One of the more fascinating aspects of listening to music in general has always been in wondering exactly what sort of thoughts and inspirations transpired as composers scribble down notes and, in doing so, conjure wondrous (or boring) melodies for us to savor and enjoy. These sorts of musings can usually be found in an album’s liner notes; the problem when looking through anime soundtracks (for me anyway) is the inability to read Japanese.
Well, OK, not really. Much of the thanks for this goes to ottocycle who did the heavy lifting translating Hiroyuki Sawano’s thoughts when he composed Guilty Crown’s soundtrack. So without further ado, here’s Sawano on Guilty Crown after the jump!
Amongst all the music works I have been involved in so far, this production is the one which features the most vocal tracks. I have considered creating a work of this nature from time to time in the past as well. One reason I’d say that I got the offer was that the director happened to like the material from my original album “musica”, which happened to have quite a few vocal tracks featured…(haha) Back then I also remember the producer of the anime giving me free rein to do what I like with this, so voila! What a convenient explanation!
As you can probably tell, some parts of the above were more in jest than anything else.
Moving on, as this was a production whose concept and content translates into many different possible musical approaches which could be experimented with, I decided on converting thematic tunes into what I feel matches the sound of “song”, as one of my foci in this particular work.
As a result, I can say that, this soundtrack feels like one which I have expressed the most naturally, and the feeling might’ve been similar to that when I was making my original album.
I’ve also had the opportunity to make rearrangements of vocal tracks found on this album which can be found in the limited edition home video bundles. The production team had generously afforded the musicians and me to revisit the tunes again, and it felt so happy, yet extravagant to have been able to do so.

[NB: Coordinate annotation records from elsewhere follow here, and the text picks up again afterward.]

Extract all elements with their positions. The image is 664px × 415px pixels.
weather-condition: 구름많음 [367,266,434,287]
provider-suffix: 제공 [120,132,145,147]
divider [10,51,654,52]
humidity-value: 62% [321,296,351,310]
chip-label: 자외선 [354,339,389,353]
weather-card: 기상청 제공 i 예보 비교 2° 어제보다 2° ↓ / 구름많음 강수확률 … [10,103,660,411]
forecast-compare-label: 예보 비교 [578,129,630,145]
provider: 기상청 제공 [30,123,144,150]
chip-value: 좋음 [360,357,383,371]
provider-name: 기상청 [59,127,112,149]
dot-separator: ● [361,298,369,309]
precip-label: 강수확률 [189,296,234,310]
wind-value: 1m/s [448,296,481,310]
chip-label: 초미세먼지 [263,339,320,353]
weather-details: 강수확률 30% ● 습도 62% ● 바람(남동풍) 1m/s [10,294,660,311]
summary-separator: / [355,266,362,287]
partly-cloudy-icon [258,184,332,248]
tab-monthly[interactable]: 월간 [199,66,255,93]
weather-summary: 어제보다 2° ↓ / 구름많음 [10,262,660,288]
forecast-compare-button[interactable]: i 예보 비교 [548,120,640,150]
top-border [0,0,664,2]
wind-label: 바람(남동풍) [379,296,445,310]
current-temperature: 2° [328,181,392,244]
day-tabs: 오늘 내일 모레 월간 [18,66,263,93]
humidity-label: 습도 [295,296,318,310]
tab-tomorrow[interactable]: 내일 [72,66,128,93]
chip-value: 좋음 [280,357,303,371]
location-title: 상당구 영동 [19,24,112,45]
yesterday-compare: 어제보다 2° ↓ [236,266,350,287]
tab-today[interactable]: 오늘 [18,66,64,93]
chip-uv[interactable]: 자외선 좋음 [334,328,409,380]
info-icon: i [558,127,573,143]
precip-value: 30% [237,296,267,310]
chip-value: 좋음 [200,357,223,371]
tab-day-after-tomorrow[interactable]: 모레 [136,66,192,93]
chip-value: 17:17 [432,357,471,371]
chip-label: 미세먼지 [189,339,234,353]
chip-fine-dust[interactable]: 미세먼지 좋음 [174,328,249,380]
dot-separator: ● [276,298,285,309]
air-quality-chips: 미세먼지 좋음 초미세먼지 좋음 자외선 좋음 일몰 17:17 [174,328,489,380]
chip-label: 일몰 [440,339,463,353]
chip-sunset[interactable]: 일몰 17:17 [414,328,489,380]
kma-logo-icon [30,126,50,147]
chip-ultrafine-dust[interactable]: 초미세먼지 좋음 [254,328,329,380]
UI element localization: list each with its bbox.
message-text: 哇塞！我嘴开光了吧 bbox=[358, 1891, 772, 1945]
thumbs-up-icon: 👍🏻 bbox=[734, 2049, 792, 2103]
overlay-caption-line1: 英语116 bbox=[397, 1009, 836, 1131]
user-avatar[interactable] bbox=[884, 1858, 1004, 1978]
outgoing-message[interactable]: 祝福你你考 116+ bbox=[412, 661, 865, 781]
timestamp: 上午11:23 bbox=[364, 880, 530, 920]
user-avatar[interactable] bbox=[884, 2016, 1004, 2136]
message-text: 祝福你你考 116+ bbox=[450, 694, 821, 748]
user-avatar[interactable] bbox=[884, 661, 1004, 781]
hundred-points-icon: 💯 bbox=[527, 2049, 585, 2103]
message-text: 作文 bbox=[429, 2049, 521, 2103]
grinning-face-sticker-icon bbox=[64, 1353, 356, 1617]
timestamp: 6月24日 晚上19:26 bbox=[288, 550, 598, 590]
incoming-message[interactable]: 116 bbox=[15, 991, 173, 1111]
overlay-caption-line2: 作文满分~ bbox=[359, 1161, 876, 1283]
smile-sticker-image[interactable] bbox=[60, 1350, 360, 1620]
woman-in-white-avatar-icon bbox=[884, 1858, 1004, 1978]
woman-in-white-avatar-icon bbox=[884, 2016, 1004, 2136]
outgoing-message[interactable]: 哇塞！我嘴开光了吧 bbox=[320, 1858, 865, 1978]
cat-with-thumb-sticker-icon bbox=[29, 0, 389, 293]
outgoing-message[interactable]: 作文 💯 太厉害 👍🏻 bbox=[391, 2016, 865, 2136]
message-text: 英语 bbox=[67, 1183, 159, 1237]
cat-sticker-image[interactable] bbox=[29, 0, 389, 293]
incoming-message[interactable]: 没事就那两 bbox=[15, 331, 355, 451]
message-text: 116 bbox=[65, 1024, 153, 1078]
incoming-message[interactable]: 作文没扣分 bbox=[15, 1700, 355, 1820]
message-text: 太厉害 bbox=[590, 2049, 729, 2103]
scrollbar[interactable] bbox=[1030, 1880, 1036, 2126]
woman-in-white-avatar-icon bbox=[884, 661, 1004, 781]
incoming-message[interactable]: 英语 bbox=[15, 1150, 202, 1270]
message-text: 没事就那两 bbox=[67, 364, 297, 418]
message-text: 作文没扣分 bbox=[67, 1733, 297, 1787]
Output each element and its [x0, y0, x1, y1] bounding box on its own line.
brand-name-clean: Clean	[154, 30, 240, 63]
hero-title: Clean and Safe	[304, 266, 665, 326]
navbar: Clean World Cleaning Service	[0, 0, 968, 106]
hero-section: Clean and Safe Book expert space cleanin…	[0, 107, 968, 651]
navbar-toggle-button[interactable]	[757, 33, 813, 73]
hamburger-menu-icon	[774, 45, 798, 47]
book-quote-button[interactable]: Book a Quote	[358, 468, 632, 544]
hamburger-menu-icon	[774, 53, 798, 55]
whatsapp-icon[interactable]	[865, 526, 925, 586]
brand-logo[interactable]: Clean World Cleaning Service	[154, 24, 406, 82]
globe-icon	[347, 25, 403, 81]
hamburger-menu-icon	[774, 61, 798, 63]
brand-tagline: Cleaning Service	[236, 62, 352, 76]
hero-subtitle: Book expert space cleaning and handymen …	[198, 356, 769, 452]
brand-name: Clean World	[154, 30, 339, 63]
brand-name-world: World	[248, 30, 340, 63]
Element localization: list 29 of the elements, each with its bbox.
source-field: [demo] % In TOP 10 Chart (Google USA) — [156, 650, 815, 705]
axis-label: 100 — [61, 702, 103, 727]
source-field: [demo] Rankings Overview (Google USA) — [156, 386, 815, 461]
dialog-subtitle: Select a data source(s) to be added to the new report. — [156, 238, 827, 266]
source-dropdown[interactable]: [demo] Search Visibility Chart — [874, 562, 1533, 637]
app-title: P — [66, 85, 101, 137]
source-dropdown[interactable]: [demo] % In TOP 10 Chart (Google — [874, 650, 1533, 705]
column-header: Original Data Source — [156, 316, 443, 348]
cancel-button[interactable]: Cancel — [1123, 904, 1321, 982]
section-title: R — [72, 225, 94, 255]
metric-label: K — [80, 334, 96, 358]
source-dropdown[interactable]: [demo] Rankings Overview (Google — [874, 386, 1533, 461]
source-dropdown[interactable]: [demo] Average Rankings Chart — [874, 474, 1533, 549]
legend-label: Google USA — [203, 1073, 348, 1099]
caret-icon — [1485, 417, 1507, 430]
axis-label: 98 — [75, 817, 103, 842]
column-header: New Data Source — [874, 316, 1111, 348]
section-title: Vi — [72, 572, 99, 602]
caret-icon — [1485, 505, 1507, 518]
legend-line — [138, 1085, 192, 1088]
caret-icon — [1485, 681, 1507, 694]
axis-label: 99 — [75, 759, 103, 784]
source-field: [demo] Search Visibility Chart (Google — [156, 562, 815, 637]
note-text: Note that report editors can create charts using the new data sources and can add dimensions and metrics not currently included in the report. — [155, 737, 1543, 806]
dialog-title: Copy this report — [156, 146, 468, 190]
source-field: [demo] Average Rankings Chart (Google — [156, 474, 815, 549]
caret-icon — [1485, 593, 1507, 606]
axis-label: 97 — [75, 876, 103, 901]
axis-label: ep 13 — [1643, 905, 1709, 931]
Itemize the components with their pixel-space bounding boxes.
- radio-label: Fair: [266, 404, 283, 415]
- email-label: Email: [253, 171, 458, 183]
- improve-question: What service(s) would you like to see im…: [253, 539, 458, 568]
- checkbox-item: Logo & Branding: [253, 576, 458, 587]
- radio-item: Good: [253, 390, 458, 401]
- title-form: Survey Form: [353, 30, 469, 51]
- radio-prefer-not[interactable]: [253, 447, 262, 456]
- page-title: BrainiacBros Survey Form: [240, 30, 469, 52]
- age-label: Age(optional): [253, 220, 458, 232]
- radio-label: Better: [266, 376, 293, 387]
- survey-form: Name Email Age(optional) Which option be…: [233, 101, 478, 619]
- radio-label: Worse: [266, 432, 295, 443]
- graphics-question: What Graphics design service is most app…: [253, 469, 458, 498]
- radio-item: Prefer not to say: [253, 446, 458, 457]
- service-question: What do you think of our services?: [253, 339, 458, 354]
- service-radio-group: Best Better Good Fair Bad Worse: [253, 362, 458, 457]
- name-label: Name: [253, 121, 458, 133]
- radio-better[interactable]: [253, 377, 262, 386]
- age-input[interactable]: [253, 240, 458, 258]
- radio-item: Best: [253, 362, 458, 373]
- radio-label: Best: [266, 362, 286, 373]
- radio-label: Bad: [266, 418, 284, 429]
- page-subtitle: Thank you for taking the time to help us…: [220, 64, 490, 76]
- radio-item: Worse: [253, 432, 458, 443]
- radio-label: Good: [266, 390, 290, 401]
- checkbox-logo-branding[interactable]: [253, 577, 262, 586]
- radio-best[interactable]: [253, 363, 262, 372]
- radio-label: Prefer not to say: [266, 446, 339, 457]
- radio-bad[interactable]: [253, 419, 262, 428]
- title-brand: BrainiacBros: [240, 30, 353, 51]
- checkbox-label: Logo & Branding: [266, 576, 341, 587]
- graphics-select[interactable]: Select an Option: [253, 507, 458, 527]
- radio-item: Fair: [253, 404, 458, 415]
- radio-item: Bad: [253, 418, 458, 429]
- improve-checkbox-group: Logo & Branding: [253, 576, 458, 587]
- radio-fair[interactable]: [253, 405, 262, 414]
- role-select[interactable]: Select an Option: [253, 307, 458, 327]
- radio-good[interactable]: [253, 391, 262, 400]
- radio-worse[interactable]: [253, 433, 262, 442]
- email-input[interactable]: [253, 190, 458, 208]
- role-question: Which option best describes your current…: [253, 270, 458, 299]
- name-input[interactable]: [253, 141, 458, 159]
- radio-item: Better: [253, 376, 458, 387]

While the OST CD versions of the respective (rearranged) songs were recorded before their alternate versions, it is up to the listener to decide which one is the main version, since both turned out convincingly satisfying. With all said and done, these are my thoughts right after working on either version, so hopefully you would not place either one on a pedestal before comparing them both (haha).
By: Sawano Hiroyuki (originally in Japanese, in the Guilty Crown OST CD sleeve)
Brief thoughts: I haven’t listened to Guilty Crown’s OST all that closely, but I can say that the number of vocal tracks on this album was a surprise, but not unwelcome as most of the artists’ performances were solid and I look forward to hearing the arrangements of those tracks should copies of those ever come forth. The BGM is also enjoyable for those who’ve found themselves enthralled by Sawano’s previous scores; he doesn’t stray too far from the bombastic blend of orchestra and electronica that has become his signature for quite some time. All in all, the stellar work that comes forth from Guilty Crown’s soundtrack should be a treat (one that doesn’t deserve an anime as flawed as Guilty Crown) and if nothing else, effectively cements his status as the Japanese Hans Zimmer (AKA the guy who scored the music to the movies Inception and Gladiator, to name a few).